One interesting fact is that the moon spot metering exposure is virtually identical to ISO 100, f/16, 1/60. And why is this significant? Because ISO 100, f/16, 1/60 is known as the Sunny 16 rule. Basically, it says that when exposing objects lit directly by the sun, you can use that exposure as a rule of thumb. And the moon is also an object lit by the sun. It is just a bit farther away from us than what we are used to photographing.

So, the Sunny 16 rule also works for the full moon. But you may still want to expose a little bit more. After all, you don't want the moon to be average gray, you want it to be a bit bright. So you could adapt a similar Loony 11 rule.

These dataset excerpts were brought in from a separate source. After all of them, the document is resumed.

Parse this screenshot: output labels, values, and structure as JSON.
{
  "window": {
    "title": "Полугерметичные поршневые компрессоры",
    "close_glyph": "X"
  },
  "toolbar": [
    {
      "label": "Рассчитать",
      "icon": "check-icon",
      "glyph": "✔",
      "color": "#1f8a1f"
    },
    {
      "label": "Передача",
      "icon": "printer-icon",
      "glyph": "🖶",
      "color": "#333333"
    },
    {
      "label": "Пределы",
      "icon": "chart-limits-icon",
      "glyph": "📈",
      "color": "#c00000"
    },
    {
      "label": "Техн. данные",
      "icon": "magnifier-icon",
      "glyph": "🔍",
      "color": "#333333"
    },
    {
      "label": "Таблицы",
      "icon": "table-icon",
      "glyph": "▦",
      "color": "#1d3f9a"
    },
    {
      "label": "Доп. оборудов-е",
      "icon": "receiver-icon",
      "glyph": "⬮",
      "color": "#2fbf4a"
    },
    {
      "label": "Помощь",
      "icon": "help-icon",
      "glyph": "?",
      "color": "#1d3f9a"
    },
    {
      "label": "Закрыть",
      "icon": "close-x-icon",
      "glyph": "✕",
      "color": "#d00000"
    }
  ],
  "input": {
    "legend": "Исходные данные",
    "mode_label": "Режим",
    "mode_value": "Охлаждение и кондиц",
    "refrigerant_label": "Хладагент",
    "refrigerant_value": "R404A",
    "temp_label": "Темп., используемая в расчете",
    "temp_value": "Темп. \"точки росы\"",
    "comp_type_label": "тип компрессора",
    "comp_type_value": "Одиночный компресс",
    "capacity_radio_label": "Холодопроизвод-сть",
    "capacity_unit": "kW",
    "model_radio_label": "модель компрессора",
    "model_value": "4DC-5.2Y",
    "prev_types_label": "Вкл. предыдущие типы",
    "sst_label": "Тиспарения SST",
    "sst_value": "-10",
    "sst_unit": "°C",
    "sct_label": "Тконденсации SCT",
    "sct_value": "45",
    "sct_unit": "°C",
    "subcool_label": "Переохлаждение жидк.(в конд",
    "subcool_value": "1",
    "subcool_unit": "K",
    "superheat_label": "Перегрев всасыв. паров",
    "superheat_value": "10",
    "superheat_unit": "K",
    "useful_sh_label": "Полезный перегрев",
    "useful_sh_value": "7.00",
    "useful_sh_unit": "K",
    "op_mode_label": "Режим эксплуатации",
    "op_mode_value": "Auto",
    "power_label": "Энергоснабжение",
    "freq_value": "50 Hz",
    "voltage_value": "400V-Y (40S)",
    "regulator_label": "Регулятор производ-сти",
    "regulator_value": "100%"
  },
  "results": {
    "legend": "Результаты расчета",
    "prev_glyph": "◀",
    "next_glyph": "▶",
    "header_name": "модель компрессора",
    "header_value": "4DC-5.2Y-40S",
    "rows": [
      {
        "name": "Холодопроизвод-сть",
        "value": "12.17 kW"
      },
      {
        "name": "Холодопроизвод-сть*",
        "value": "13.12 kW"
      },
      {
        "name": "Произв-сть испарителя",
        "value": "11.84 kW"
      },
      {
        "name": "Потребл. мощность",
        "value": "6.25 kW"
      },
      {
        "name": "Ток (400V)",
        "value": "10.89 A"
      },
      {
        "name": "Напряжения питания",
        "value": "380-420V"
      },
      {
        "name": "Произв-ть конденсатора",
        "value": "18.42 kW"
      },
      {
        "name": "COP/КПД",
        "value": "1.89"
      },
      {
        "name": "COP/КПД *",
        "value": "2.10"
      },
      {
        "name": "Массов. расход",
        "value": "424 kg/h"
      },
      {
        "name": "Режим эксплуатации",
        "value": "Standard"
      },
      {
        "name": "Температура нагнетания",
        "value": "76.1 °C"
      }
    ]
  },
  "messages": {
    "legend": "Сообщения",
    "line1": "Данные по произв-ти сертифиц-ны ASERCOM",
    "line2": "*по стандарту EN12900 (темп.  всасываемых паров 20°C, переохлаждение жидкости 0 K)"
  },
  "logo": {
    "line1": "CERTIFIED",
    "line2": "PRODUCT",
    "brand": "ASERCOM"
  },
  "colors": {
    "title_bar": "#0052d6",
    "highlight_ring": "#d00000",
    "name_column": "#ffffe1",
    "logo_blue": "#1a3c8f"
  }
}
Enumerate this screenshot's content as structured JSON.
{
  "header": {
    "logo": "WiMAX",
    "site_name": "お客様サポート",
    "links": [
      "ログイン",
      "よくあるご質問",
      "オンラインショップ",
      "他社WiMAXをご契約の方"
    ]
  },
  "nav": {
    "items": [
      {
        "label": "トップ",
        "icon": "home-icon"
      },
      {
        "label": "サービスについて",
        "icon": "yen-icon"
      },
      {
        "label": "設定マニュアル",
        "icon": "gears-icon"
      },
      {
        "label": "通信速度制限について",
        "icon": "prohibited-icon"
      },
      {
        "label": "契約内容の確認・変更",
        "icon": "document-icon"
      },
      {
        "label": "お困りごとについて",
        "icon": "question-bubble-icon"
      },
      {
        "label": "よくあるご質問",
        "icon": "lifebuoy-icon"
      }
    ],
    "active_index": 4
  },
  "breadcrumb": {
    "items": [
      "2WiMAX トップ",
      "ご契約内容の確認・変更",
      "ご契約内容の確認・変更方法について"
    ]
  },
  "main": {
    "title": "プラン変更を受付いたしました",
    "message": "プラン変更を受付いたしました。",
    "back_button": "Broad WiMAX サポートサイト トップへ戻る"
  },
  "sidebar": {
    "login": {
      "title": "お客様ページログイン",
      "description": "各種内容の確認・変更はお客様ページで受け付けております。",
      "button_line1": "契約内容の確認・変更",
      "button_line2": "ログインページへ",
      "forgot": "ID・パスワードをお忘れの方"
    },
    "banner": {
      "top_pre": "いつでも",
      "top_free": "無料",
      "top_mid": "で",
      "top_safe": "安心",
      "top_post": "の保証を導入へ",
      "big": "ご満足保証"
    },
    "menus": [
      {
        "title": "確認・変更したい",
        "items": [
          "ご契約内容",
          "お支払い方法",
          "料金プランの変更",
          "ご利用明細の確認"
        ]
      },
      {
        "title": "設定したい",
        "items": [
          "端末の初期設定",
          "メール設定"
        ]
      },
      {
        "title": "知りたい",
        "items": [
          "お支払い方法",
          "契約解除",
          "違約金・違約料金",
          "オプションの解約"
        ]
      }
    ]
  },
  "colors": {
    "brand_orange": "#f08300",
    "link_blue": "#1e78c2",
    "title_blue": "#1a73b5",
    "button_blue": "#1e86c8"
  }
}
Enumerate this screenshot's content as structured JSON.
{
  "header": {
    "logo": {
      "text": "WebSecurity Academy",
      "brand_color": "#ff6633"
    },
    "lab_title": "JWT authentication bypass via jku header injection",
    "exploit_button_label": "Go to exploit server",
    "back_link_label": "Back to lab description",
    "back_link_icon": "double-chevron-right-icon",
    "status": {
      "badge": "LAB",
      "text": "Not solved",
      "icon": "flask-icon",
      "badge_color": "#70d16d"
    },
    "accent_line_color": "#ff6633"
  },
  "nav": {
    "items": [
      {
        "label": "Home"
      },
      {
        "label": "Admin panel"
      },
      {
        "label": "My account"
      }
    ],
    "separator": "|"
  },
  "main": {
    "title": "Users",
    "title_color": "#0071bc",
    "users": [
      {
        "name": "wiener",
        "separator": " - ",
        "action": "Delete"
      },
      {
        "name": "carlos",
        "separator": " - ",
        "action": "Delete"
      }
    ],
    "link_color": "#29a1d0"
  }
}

  1. ETC could produce less sharp picture than downscaling due to demosaicing. Actual resolution would be less than 1920x1080 RGB pixels since each sensor pixel captures only one color channel.

  2. Yes, this is correct.

    We don't know how many of the 16 megapixels the GH2 samples from when recording videos in full HD format. My guess is only relatively few of them. Perhaps around 4MP, since the high speed mode of the camera can record 4MP?

    Downsampling from the full 16MP sensor during video would require too much processing power.

    Anyway, it is clear that video recorded using the full sensor surface has higher quality than the ETC video.

  3. "ETC could produce less sharp picture than downscaling due to demosaicing. Actual resolution would be less than 1920x1080 RGB pixels since each sensor pixel captures only one color channel."

    I think I disagree with both of those statements. De-mosaicing is done on the full sensor images, but is not required for the ETC mode. The ETC mode ("crop mode") has no need for this or for any anti-aliasing, anti-moire calculations because all of the pixels are adjacent. Also, each of the pixels in the 1920x1080 center of the sensor captures all three colors.